More than two-thirds of owners of mini businesses say they are unable to afford health insurance for themselves or their employees altogether, according to a study by the National Association for the Self-Employed (NASE).
Seventy percent of the smallest businesses said they do not provide any type of health care coverage to eligible employees, according to the NASE "Affordability in Health Care" study. The main reason: Costs.
"Participants in the study say the situation is worsening as health insurance premiums for micro-businesses are increasing at double-digit rates while insurance benefits and plan choices are decreasing," according to a press release accompanying the study.
"The businesses that can least afford it are paying disproportionately more than bigger businesses for access to quality health insurance," said Robert Hughes, NASE president, in a statement.
The cost of health insurance premiums incurred by micro businesses increased by an average of nearly 13 percent from 2001 to 2002, according to the study. No surprise, then, that 96 percent of micro-business owners believe the cost of insurance is unreasonable for their business, and 46 percent say their employees cannot afford to share in the cost of coverage premiums.
One reason for the crisis afflicting very small companies is the inequalities in the tax code.
Under the current code, self-employed individuals must pay self-employment tax on health insurance for themselves and dependents. As for micro-business owners, they are subject to federal income tax and self-employment tax that larger businesses do not incur. Micro-businesses also frequently miss out on the economies of scale available to bigger businesses when purchasing health insurance.

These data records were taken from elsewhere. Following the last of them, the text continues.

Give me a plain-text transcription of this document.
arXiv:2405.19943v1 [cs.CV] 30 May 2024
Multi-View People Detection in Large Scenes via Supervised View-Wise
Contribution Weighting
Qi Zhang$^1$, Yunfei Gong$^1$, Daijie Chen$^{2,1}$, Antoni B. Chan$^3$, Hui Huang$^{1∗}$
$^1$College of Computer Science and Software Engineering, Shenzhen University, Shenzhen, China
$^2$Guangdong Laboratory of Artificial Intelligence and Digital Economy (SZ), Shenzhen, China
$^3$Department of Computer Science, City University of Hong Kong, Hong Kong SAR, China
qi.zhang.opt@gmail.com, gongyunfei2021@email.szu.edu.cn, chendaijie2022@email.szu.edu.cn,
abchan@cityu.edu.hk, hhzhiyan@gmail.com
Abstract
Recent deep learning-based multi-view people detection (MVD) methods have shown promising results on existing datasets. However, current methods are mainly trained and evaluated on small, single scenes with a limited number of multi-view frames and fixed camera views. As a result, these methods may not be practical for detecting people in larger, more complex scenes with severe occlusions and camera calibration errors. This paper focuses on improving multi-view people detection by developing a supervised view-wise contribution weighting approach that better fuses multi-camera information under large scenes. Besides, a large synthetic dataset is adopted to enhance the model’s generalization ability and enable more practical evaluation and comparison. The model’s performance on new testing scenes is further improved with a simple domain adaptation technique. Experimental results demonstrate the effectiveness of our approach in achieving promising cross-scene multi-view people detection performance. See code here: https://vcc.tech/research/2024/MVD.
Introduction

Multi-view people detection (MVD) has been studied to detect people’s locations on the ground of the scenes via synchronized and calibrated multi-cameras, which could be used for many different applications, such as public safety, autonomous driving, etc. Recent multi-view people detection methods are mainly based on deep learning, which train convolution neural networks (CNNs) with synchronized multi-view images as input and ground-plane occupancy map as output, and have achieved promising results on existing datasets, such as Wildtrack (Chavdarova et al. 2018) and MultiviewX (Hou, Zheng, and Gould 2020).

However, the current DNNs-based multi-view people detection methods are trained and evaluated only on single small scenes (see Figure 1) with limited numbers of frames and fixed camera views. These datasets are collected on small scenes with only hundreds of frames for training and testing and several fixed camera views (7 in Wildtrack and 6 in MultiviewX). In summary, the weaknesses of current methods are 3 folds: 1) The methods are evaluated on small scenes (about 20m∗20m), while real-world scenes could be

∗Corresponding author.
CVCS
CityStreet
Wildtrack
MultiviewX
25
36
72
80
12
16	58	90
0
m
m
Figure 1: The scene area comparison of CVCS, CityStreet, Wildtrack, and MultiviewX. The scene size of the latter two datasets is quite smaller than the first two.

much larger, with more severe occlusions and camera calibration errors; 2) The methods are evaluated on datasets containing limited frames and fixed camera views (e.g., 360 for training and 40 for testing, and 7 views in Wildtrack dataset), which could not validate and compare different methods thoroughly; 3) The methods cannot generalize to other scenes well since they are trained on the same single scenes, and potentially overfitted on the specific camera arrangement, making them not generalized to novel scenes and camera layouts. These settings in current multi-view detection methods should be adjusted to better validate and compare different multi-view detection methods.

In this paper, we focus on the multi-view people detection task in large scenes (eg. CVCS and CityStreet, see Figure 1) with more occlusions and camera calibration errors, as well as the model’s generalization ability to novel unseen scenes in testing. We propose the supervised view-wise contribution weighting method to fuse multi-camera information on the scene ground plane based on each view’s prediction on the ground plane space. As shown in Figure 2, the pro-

Interestingly, 75 percent of the respondents said they would be likely to purchase insurance for employees if the premiums were 100 percent deductible. Nearly 80 percent said they would be likely to purchase health insurance for their employees if they were given tax credits. Eighty-four percent say they would provide insurance if they were able to deduct their premiums as a business expense.
Oracle CFO Issues Big Warning
Don't count on a tech-led recovery anytime soon. At least four major technology companies dished out bad news on Tuesday alone.
For example, Oracle Corp. CFO Jeff Henley said software sales in the current quarter could fall as much as 25 percent from a year ago. Worse, he said future sales visibility remained "very limited."
"Our assumption is that the US economy will continue to improve, at least gradually, but technology spending will not show signs of improvement probably for another six months," he reportedly told analysts in a conference call.
As a result, Henley predicted Oracle's software license sales would fall between 15 percent and 25 percent from a year ago.
Elsewhere, Apple Computer Inc. and Advanced Micro Devices Inc. warned that current quarterly results would come in weaker than forecast. And Intel Corp. said it would take a $100 million pre-tax charge related to getting out of its ill-fated Web hosting business in recognition of the popping of the Internet bubble.
>>Verizon Global Funding, the finance arm of Verizon Communications Inc., issued $2 billion of bonds but at a yield that was 10 basis points above its current outstanding debt, according to reports.
Verizon Global Funding issued $1 billion of five-year notes priced to yield 210 basis points above comparable Treasurys. It also issued $600 million of 10-year notes priced to yield 215 points more than Treasurys and $400 million of 30-year bonds at 240 points over Treasurys.
Verizon's long-term debt is rated A1 by Moody's and A-plus by Standard & Poor's.
>> Medical device firm HealtheTech Inc. withdrew its plans to go public hours after it lowered the price range of its IPO to between $11 to $13 per share from $14 to $16 per share. HealtheTech designs health monitoring products for the weight management and fitness markets.